Manchester-area people who were used to driving up to the Starbucks at 185 Spencer for their morning caffeine have been out of luck since the store closed in December.
But they’ll soon find something new at the same location: An AYR Wellness dispensary.
The Florida-based cannabis company last week received town permission to convert the former Starbucks building into a dispensary for medical and recreational marijuana.
It wants to remodel the building, add a vault and a restricted-access processing area as well as a security vestibule for customer check-in before they reach the retail area.
“The proposed facility would be open seven days a week, with about eight to 10 employees on site per day,” the company told the Planning and Zoning Commission in its application for a permit.
In some cases, customers could use the drive-through, but it won’t be anything like the driver reading an order into a speaker after reading an oversized menu along the driveway.
“The existing drive-through window is proposed to be used for pre-arranged pickup of customer orders by scheduled appointment only,” AYR said.
Starbucks had operated at 185 Spencer St. since 2003, but closed the location in early winter. It moved across the road to new building at 212 Spencer St.
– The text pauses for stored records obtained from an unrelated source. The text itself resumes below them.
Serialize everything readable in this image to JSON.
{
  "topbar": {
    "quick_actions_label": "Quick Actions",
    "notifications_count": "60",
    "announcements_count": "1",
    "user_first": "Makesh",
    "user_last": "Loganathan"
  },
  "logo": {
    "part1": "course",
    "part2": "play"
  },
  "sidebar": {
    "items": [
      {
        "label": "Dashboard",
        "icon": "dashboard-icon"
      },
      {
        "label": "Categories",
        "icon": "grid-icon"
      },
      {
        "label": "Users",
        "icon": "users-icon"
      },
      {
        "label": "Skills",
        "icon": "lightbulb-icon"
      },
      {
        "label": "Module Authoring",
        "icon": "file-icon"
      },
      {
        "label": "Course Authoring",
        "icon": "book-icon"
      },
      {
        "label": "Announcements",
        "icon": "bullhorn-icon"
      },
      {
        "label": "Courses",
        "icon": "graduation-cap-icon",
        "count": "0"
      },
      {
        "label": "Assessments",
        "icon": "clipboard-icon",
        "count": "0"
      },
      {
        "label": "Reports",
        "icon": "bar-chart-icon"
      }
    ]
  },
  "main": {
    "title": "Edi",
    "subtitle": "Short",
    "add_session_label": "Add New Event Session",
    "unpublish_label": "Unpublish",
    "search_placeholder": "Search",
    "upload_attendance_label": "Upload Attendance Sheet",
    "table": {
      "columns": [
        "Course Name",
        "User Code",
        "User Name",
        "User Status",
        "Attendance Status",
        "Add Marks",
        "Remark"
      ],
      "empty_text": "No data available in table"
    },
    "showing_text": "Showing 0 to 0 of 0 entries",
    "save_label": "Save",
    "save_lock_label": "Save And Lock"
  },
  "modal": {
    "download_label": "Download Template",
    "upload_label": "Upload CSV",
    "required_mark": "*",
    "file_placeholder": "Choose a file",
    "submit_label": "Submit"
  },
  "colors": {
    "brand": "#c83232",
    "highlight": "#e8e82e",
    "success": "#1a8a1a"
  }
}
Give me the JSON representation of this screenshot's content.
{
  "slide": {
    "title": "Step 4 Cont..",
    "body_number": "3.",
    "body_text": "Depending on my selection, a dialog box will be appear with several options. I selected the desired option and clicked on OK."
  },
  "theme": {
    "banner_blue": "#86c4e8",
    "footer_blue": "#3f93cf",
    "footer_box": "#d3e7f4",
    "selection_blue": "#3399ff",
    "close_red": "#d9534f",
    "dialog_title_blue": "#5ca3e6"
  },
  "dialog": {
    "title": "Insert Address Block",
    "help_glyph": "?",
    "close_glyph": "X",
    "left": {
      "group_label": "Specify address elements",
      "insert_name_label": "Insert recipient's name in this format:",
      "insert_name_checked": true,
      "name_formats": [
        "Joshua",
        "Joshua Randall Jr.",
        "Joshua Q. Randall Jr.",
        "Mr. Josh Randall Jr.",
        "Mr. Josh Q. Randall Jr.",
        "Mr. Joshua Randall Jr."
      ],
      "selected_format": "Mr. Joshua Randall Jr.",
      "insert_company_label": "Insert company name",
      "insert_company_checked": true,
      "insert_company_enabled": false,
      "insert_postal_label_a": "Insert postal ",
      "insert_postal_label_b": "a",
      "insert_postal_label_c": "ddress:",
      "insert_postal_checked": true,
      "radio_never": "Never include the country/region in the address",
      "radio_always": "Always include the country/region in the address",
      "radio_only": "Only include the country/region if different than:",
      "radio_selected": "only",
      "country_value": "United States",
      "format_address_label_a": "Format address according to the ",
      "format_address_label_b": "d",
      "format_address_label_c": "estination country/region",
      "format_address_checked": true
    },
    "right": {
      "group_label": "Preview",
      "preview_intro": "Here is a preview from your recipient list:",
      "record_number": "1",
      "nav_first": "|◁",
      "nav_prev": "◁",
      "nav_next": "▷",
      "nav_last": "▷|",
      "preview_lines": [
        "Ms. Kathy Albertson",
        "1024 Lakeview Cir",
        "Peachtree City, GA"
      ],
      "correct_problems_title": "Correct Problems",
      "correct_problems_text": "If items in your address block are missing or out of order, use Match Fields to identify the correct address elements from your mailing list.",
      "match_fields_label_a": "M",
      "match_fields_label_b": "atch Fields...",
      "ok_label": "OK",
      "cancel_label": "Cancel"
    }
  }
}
AYR told the town that traffic on Spencer could decrease slightly because the dispensary will have fewer customers than Starbucks did. The drive-through, for instance, will be limited to 12 pre-arranged pickups an hour.
It plans security cameras at the dispensary’s drive-through to capture all vehicle license plates as well as images of the drivers.
AYR, which operates more than 80 dispensaries in Florida, Ohio, Pennsylvania, New Jersey and elsewhere, provided the town with an extensive security plan.
It includes motion detectors at exterior doors and windows, and within all rooms that have cannabis. Additionally, the store will have glass break sensors at outside doors and windows with glass, audible alarms at the front and back of the building, and an alarm system that includes a monitor. In case of a malfunction, the system will notify managers within five minutes.
At the old location, Starbucks was wedged between a Dunkin’ outlet and a Popeye’s shop. The new one is on the opposite side of Spencer Street and about half a block west.
This is the company’s third bid to get into the Connecticut market: Last year it was approved for a 64,000-square-foot cultivation center in Bloomfield as well as a dispensary on Stamford’s East Side.
AYR’s new Manchester outlet will be the town’s third hybrid dispensary; Curaleaf and Fine Fettle also offer both recreational and medical marijuana sales.
While its menus vary from state to state, some of AYR’s other dispensaries around the country offer cannabis in edibles, vape cartridges, “pre-rolls,” concentrates, topicals and more.